Wer kommt für Schaden auf an Mieteigentum?

    • (1) 23.04.07 - 21:47

      also......meine Tochter (8), war 2 Etagen höher in der Wohnung bei ihrer Freundin.
      Ging da aufs Klo....schloss sich natürlich ein....da gibts auch Jungs *g*...jedenfalls schliesst sie wieder auf....aber die tür ging nicht auf....es war nix zu machen. Tochter am weinen aus angst.....ich wurde geholt.....nix zu machen....die Tür ging nicht auf.
      also........eins - zwei - rumms......dann halt mit Gewalt.

      War noch so ne alte Tür.....Türschanier in der Zarge total ausgebrochen. Im Schloss selber sah man dann das da wohl diese Feder im Schloss gebrochen war....dadurch ging da nix mehr.

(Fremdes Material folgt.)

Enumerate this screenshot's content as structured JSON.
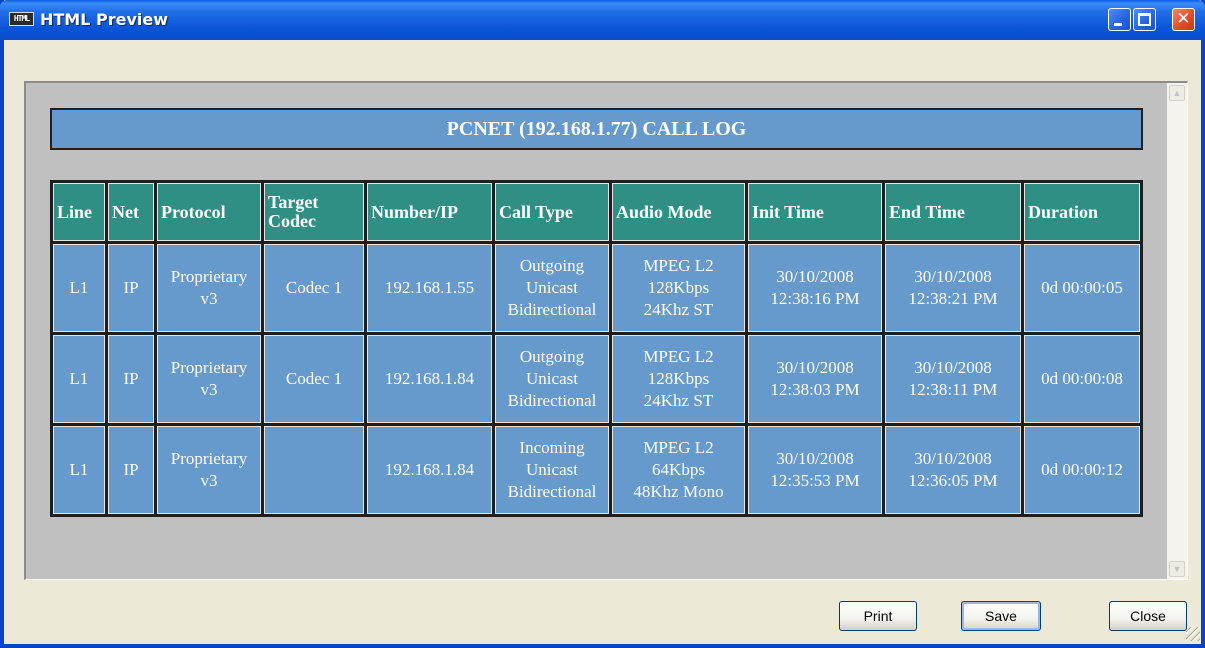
{
  "window": {
    "title": "HTML Preview",
    "app_icon_text": "HTML",
    "close_glyph": "✕"
  },
  "report": {
    "title": "PCNET (192.168.1.77) CALL LOG",
    "headers": [
      "Line",
      "Net",
      "Protocol",
      "Target Codec",
      "Number/IP",
      "Call Type",
      "Audio Mode",
      "Init Time",
      "End Time",
      "Duration"
    ],
    "rows": [
      {
        "line": "L1",
        "net": "IP",
        "protocol": [
          "Proprietary",
          "v3"
        ],
        "target_codec": "Codec 1",
        "number_ip": "192.168.1.55",
        "call_type": [
          "Outgoing",
          "Unicast",
          "Bidirectional"
        ],
        "audio_mode": [
          "MPEG L2",
          "128Kbps",
          "24Khz ST"
        ],
        "init_time": [
          "30/10/2008",
          "12:38:16 PM"
        ],
        "end_time": [
          "30/10/2008",
          "12:38:21 PM"
        ],
        "duration": "0d 00:00:05"
      },
      {
        "line": "L1",
        "net": "IP",
        "protocol": [
          "Proprietary",
          "v3"
        ],
        "target_codec": "Codec 1",
        "number_ip": "192.168.1.84",
        "call_type": [
          "Outgoing",
          "Unicast",
          "Bidirectional"
        ],
        "audio_mode": [
          "MPEG L2",
          "128Kbps",
          "24Khz ST"
        ],
        "init_time": [
          "30/10/2008",
          "12:38:03 PM"
        ],
        "end_time": [
          "30/10/2008",
          "12:38:11 PM"
        ],
        "duration": "0d 00:00:08"
      },
      {
        "line": "L1",
        "net": "IP",
        "protocol": [
          "Proprietary",
          "v3"
        ],
        "target_codec": "",
        "number_ip": "192.168.1.84",
        "call_type": [
          "Incoming",
          "Unicast",
          "Bidirectional"
        ],
        "audio_mode": [
          "MPEG L2",
          "64Kbps",
          "48Khz Mono"
        ],
        "init_time": [
          "30/10/2008",
          "12:35:53 PM"
        ],
        "end_time": [
          "30/10/2008",
          "12:36:05 PM"
        ],
        "duration": "0d 00:00:12"
      }
    ]
  },
  "buttons": {
    "print": "Print",
    "save": "Save",
    "close": "Close"
  },
  "colors": {
    "header_bg": "#2f8f84",
    "cell_bg": "#6699cc",
    "frame_bg": "#c0c0c0"
  }
}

      Hab das nu heut meiner Haftpflicht gemledet......aber ka ob die das zahlt.

      Was meint ihr??

      • (2) 23.04.07 - 22:19

        Hallo!

        Unsere Vormieter haben uns einen Brandfleck im vermietereigenen Teppichboden hinterlassen, für den kommt die Haftpflichtversicherung der Vormieter auf. Ich denke also, die Tür dürfte auch über die Haftpflicht abzurechnen sein.

        LG
        Steffi

        • (3) 24.04.07 - 07:57

          Teppich ist aber eigentlich eh Mietersache.

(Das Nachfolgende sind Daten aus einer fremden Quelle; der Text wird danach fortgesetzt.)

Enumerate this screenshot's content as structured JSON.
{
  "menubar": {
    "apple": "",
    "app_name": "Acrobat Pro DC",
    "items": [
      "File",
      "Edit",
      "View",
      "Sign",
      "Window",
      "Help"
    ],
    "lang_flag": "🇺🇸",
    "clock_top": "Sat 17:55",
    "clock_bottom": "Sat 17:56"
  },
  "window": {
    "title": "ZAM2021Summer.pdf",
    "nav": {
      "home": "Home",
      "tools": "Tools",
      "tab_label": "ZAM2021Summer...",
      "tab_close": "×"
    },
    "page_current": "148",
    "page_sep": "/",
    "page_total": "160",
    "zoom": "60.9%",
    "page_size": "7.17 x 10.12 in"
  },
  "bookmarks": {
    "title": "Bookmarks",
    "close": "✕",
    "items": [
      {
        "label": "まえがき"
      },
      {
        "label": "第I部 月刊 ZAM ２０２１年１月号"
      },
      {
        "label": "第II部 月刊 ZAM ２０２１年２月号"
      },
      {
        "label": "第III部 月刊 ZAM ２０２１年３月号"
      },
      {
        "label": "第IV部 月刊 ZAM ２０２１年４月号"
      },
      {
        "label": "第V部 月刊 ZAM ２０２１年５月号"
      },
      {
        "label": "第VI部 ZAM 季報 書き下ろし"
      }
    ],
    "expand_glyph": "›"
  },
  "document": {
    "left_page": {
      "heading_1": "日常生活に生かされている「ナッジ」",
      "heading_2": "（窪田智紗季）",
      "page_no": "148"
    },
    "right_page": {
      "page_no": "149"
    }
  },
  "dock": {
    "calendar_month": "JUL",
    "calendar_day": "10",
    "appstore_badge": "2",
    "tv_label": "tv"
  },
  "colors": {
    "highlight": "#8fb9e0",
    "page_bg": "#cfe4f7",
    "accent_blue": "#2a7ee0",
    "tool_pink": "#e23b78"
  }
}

          Wenn ein Vermieter neuen Teppich verlegt tut er das freiwillig.

          Aber ne Tür zählt zu den festen Einbauten.....im Gegensatz zu Teppichboden.

          • (4) 26.04.07 - 10:06

            In dem Fall nicht. Der Vermieter hat bei der Sanierung damals alles mit Teppichböden ausgelegt (außer Küche und Bad natürlich), der gehört also dem Vermieter.

      Guten Morgen,
      eigentlich kommt die Gebäudeversicherung dafür auf. Also der Vermieter muß den Schaden an die Versicherung melden.
      Kurze Erklärung : Die Türe war ja nicht mehr verschlossen. D.h die gesammte Türe muß verzogen gewesen sein. In jedem Haus ist irgendwann mal Bewegung drin. Aber sowas sollte man schon machen lassen. Da stellt sich auch keine Versicherung quer.

      • Du scheinst ja hellseherische Fähigkeiten zu haben, wenn Du auf die Ferne beurteilen kannst, dass die Tür verzogen ist.
        Ich denke eher, das Schloss war schwergängig und das Kind hat Panik bekommen.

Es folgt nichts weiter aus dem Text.